Turn count — how many turns the conversation ran before termination; high turn counts often indicate the task description is ambiguous
Termination reason — was it TERMINATE in the message, max turns reached, or an exception?
Agent names — for multi-agent pipelines with 3+ agents, recording sender/recipient per span is essential to follow the message flow
Model used — when testing GPT-4o vs GPT-4o-mini for cost/quality tradeoffs, log the model name in the span metadata

Common AG2 failure patterns in traces

Infinite conversation loop: The termination condition is never met — max turns is hit instead. In the trace, you see the expected number of spans (one per max turn) with the last span showing no TERMINATE in the output. Usually means the termination message pattern doesn't match what the LLM is actually returning.

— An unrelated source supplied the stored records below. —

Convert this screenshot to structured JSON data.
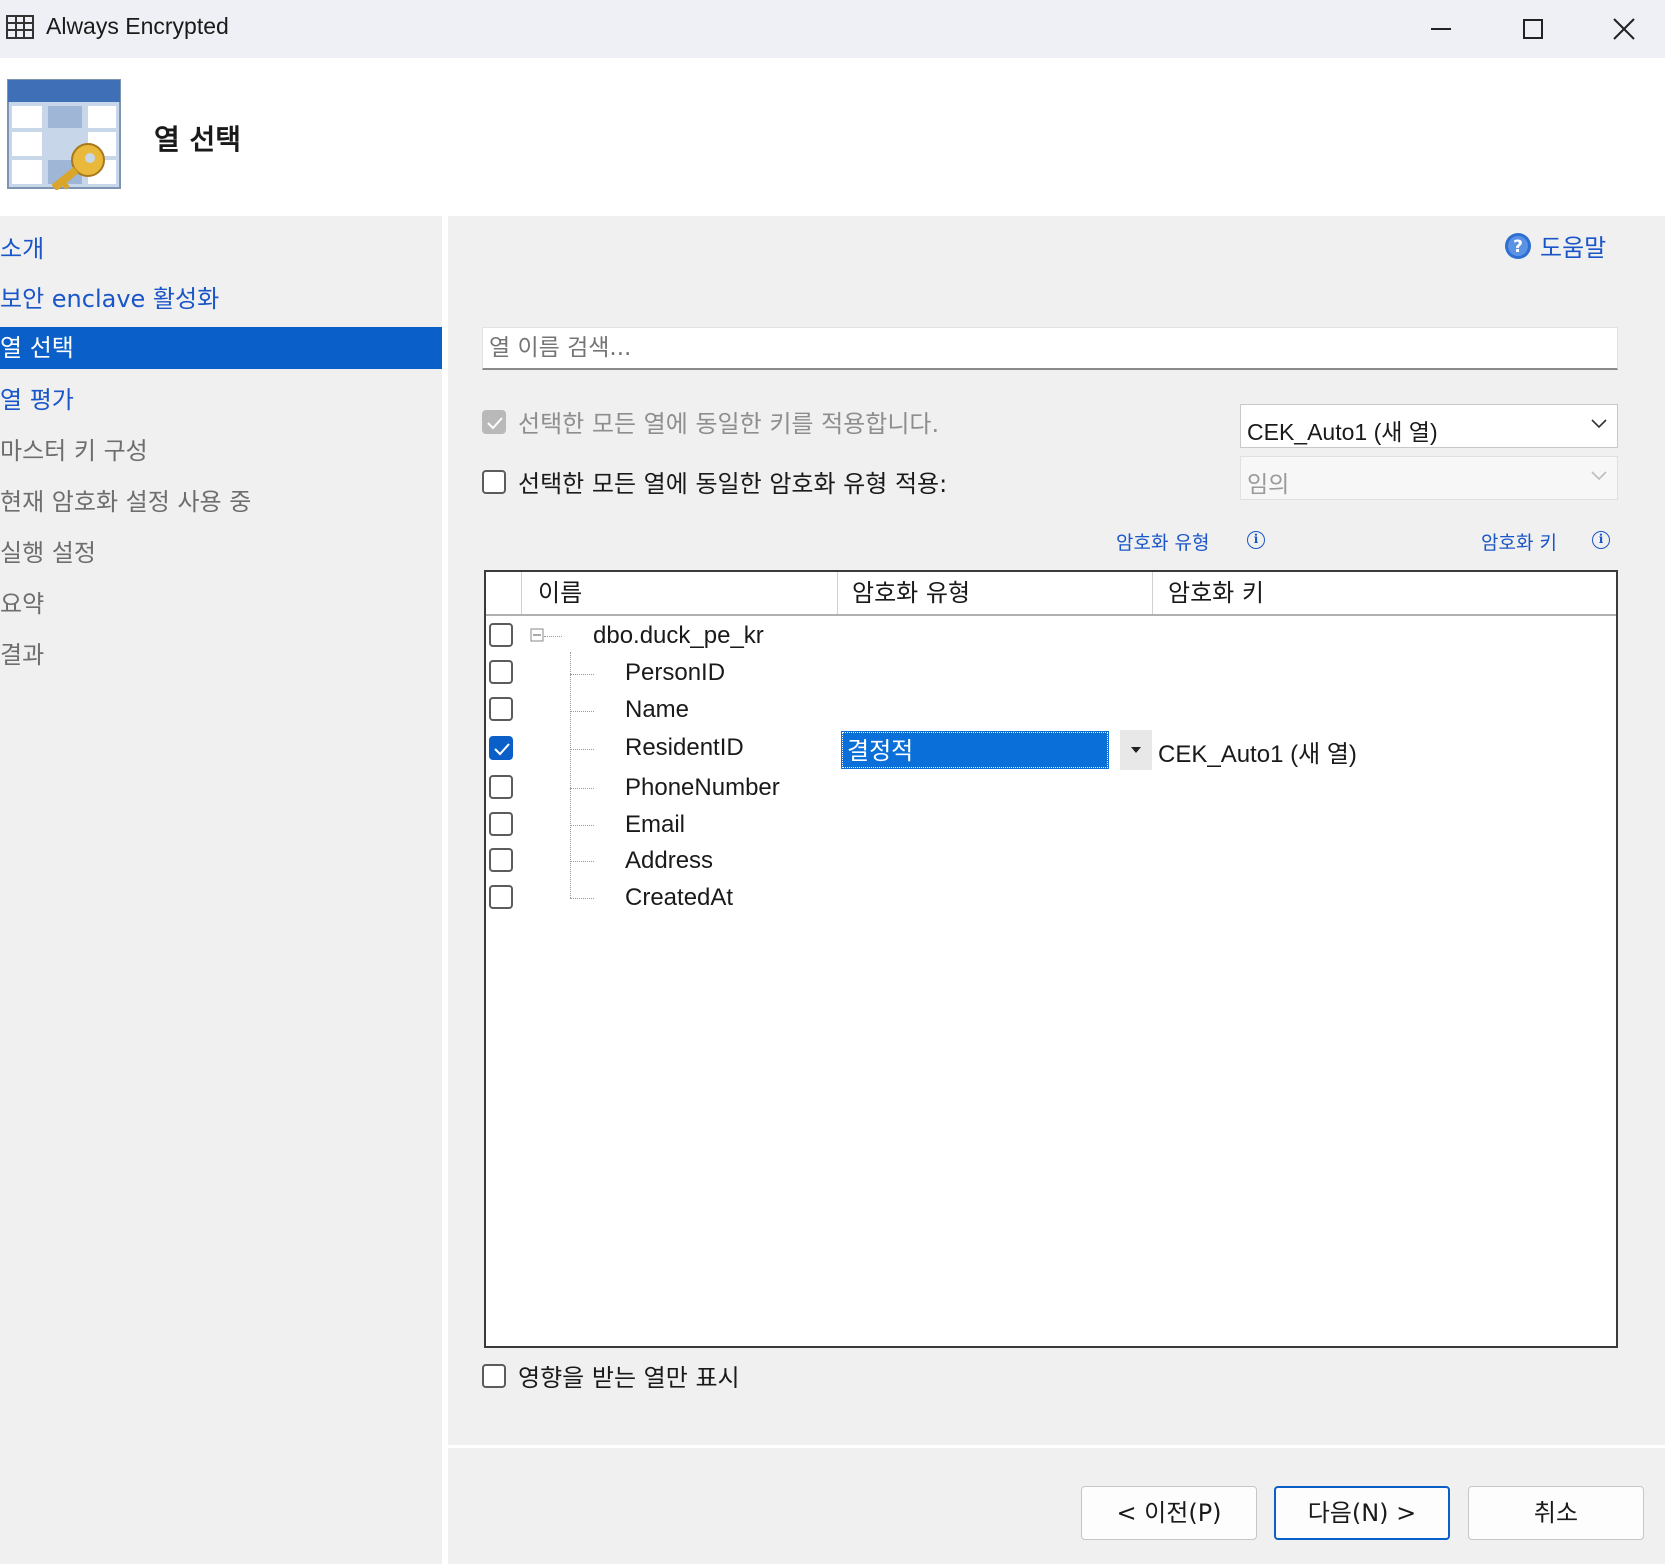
{
  "window": {
    "title": "Always Encrypted"
  },
  "header": {
    "title": "열 선택"
  },
  "sidebar": {
    "items": [
      {
        "label": "소개",
        "state": "link"
      },
      {
        "label": "보안 enclave 활성화",
        "state": "link"
      },
      {
        "label": "열 선택",
        "state": "active"
      },
      {
        "label": "열 평가",
        "state": "link"
      },
      {
        "label": "마스터 키 구성",
        "state": "disabled"
      },
      {
        "label": "현재 암호화 설정 사용 중",
        "state": "disabled"
      },
      {
        "label": "실행 설정",
        "state": "disabled"
      },
      {
        "label": "요약",
        "state": "disabled"
      },
      {
        "label": "결과",
        "state": "disabled"
      }
    ]
  },
  "help": {
    "label": "도움말",
    "icon": "help-circle-icon"
  },
  "search": {
    "placeholder": "열 이름 검색..."
  },
  "options": {
    "same_key_label": "선택한 모든 열에 동일한 키를 적용합니다.",
    "same_key_checked": true,
    "same_key_enabled": false,
    "key_combo_value": "CEK_Auto1 (새 열)",
    "same_type_label": "선택한 모든 열에 동일한 암호화 유형 적용:",
    "same_type_checked": false,
    "type_combo_value": "임의"
  },
  "info_links": {
    "enc_type": "암호화 유형",
    "enc_key": "암호화 키"
  },
  "grid": {
    "columns": [
      "이름",
      "암호화 유형",
      "암호화 키"
    ],
    "table": {
      "name": "dbo.duck_pe_kr",
      "checked": false
    },
    "rows": [
      {
        "name": "PersonID",
        "checked": false,
        "enc_type": "",
        "enc_key": ""
      },
      {
        "name": "Name",
        "checked": false,
        "enc_type": "",
        "enc_key": ""
      },
      {
        "name": "ResidentID",
        "checked": true,
        "enc_type": "결정적",
        "enc_key": "CEK_Auto1 (새 열)"
      },
      {
        "name": "PhoneNumber",
        "checked": false,
        "enc_type": "",
        "enc_key": ""
      },
      {
        "name": "Email",
        "checked": false,
        "enc_type": "",
        "enc_key": ""
      },
      {
        "name": "Address",
        "checked": false,
        "enc_type": "",
        "enc_key": ""
      },
      {
        "name": "CreatedAt",
        "checked": false,
        "enc_type": "",
        "enc_key": ""
      }
    ]
  },
  "affected_only": {
    "label": "영향을 받는 열만 표시",
    "checked": false
  },
  "footer": {
    "prev_label": "< 이전(P)",
    "next_label": "다음(N) >",
    "cancel_label": "취소"
  },
  "colors": {
    "accent": "#0a5fc8",
    "link": "#1a56c8",
    "selection": "#0a6fd8"
  }
}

Human proxy timeout: If human_input_mode="ALWAYS" is set accidentally in production, the agent hangs waiting for input. The trace shows a span that never ends — and the trace duration grows indefinitely until timeout.

Code execution failure: When using a UserProxyAgent with code execution, a Python error in the generated code causes a span with status: error. Without the span, you'd only see the final unhelpful "FAILED" message in the chat history.

Context window overflow: Long multi-turn conversations can hit the LLM's context limit. The trace shows escalating span latency as the model processes larger contexts, then an error span when the limit is reached.

AG2's simplicity is a feature — a ConversableAgent really is just a function that sends and receives messages. Wrapping that at the trace level keeps your observability just as simple: one trace per conversation, one span per turn. From the Nexus dashboard, you get the full turn waterfall, per-agent error rates, and alerts when conversations fail in production.